Personal information
- Full name: Esme Gwyneth Harris
- Nationality: British
- Born: 20 October 1932 Headington, Oxford, England
- Died: 9 June 2023 (aged 90) Oxford, England

Sport
- Sport: Diving
- Club: Hammersmith Ladies SC

= Esme Harris =

British diver (1932–2023)

Esme Gibb (20 October 1932 – 9 June 2023) was a British diver. She competed in the women's 3 metre springboard event at the 1948 Summer Olympics and was the youngest British Olympian that year at the age of fifteen.

== Early life and training ==
Harris grew up in Oxford, and started diving from the age of six, with her father Evan Harris as her coach. She trained at Temple Cowley Pools daily after school. She first started competing as a freestyle swimmer, and also did gymnastics. At the age of 13, she tied for first place in the junior 100 yard swim race, in a dead heat during the 1946 Oxford County Championships.

== Diving career ==
Harris became the senior Oxford County springboard diving champion in 1947. In July of that year, she also entered the national Women's Springboard Championship at St. Leonards, and placed last. According to the Daily Mirror, Harris '"failed badly on two of her dives", causing the crowds to "[raise] their eyebrows" and groan in disappointment. Afterwards, upon learning that Harris was only 14 years old and had decided to "have a go" at the senior competition because there was no competition at the junior level, "she got a special cheer all to herself" and was lifted up high by a group of male divers to celebrate her attempt.

The year before the Olympics, she traveled from Oxford to London on Saturdays to train with Millie Hudson and competed as part of the Hammersmith Ladies Swimming Club.

In July 1948, she placed first in the women's indoor springboard diving trials in Blackpool, securing her place on the British Olympic diving team just one month before the start of the Olympic Games in London. Harris placed 13th in the women's springboard competition at the Olympics. Only 15 years old, Esme Harris received extensive media coverage both nationally and internationally.

A French coach, Andrew Henry Caza, said of her performance at the 1948 Olympics, "Esme Harris is a real prospect for 1952. She is well-trained to get good height on her take-offs, and has steady balance and timing.
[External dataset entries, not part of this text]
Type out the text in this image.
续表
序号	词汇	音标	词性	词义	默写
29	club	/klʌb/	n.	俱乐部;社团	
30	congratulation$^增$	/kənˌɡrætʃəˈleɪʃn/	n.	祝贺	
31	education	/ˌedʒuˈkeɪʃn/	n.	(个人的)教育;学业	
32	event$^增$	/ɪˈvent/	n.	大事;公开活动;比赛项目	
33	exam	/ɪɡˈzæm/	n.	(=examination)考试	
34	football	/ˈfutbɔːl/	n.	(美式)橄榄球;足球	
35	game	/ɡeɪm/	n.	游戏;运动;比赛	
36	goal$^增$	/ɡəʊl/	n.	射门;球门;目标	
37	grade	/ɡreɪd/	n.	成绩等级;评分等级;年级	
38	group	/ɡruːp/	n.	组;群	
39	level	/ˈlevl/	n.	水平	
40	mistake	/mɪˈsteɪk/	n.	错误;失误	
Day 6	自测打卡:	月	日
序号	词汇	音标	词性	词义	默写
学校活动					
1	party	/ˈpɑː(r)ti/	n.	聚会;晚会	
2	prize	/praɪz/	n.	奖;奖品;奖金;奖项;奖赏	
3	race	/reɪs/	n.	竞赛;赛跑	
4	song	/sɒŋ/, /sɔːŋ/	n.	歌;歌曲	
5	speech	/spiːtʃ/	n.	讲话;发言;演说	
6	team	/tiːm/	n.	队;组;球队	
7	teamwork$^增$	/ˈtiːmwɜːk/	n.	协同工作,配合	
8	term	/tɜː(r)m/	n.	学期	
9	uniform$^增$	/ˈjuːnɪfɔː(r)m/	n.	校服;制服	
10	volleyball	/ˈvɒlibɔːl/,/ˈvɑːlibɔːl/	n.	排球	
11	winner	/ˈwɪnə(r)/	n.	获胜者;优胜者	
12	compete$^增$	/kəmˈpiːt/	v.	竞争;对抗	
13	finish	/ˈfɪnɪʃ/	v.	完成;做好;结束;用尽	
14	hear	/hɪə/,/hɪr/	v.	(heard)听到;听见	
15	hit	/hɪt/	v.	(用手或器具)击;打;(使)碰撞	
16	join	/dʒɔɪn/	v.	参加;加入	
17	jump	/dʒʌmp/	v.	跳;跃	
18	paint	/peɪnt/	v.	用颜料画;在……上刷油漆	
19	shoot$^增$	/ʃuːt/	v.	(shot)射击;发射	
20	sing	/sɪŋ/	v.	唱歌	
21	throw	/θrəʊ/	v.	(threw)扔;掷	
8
She needs now to work on neater entries, with a better foot stretch, but she is very young and will gain this with experience."

== Personal life ==
In 1953, she married Jack Gibb, who was also a diver and gymnast. As an adult, she worked at Pressed Steel and at several schools as a dinner lady. As of 2012, she had six grandchildren. She died in Oxford on 9 June 2023, at the age of 90.